Mortgage Applications Up From September, Down YOY

Mortgage applications for new home purchases fell 15.2% year-over-year (YOY) in October but increased 6% month-over-month (MOM), according to the Mortgage Bankers Association’s (MBA) latest Builder Application Survey.

The increase from September puts MBA’s estimate of new home sales at its strongest pace since January 2021.

“Purchase activity continues to be dominated by higher loan balance transactions, which pushed the average new home loan size up to over $412,000, another new record in the survey,” said Joel Kan, MBA’s Associate Vice President of Economic and Industry Forecasting. 

“Recent U.S. Census data show an increasing share of new sales are for homes yet to be built or still under construction, and a shrinking share of completed homes. Housing demand remains strong, and buyers are making quick decisions in a still very competitive market.”   

MBA estimated that single-family houses ran at around 897,000 units in October, a 6.4% increase from September. On an unadjusted basis, MBA estimates that there were 68,000 new home sales in October 2021, a 3% increase MOM.

Conventional loans made up 75.7% of loan applications, followed by FHA loans (13.5%), VA loans (10.3%), and RHS/USDA loans (0.5%). The average loan size rose to $412,339 from $408,522 MOM.

“Homebuilders still face delays and challenges from supply-chain bottlenecks and rising costs. Overall construction costs, as measured by the Producer Price Index (PPI), recorded an annual increase of 12.3% in October, which is almost five times the average annual change,” Kan noted.

The price of lumber hit an all-time high of more than $1,500 per thousand board feet in May and, though it dropped slightly over the summer, has been rising again.
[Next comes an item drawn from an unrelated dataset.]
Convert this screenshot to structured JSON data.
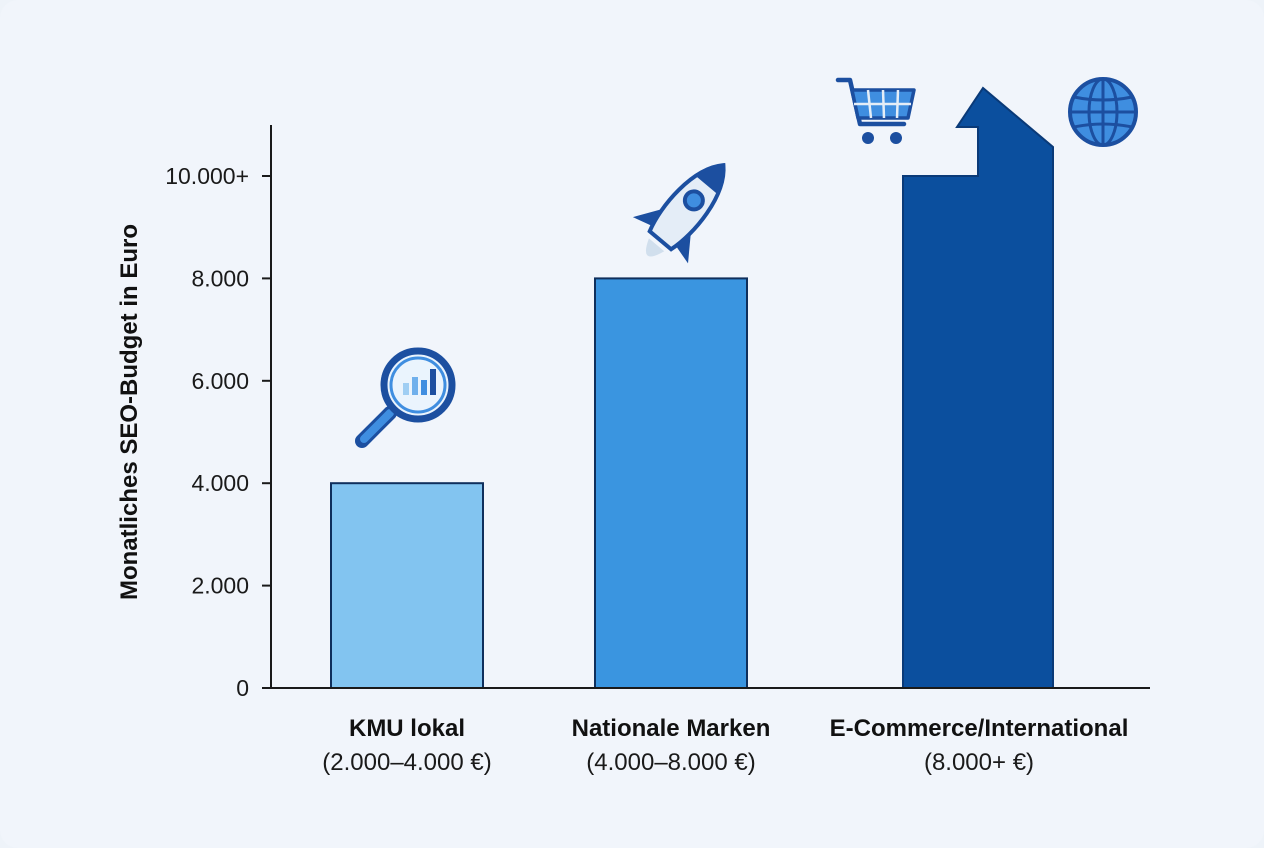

The National Association of Homebuilders has asked the Biden administration to focus on labor and construction materials in its efforts to increase affordable housing.

A recent study from real estate tech firm Knock found that median new home prices have outstripped median household income, potentially pricing a majority of Americans out of newly constructed homes.

“To put things in perspective, the minimum total household income for a mortgage on a $390,900, with a 6% down payment, typically falls just under $80,000,” the report reads. “At this level, nearly 60% of U.S. households would not be eligible.”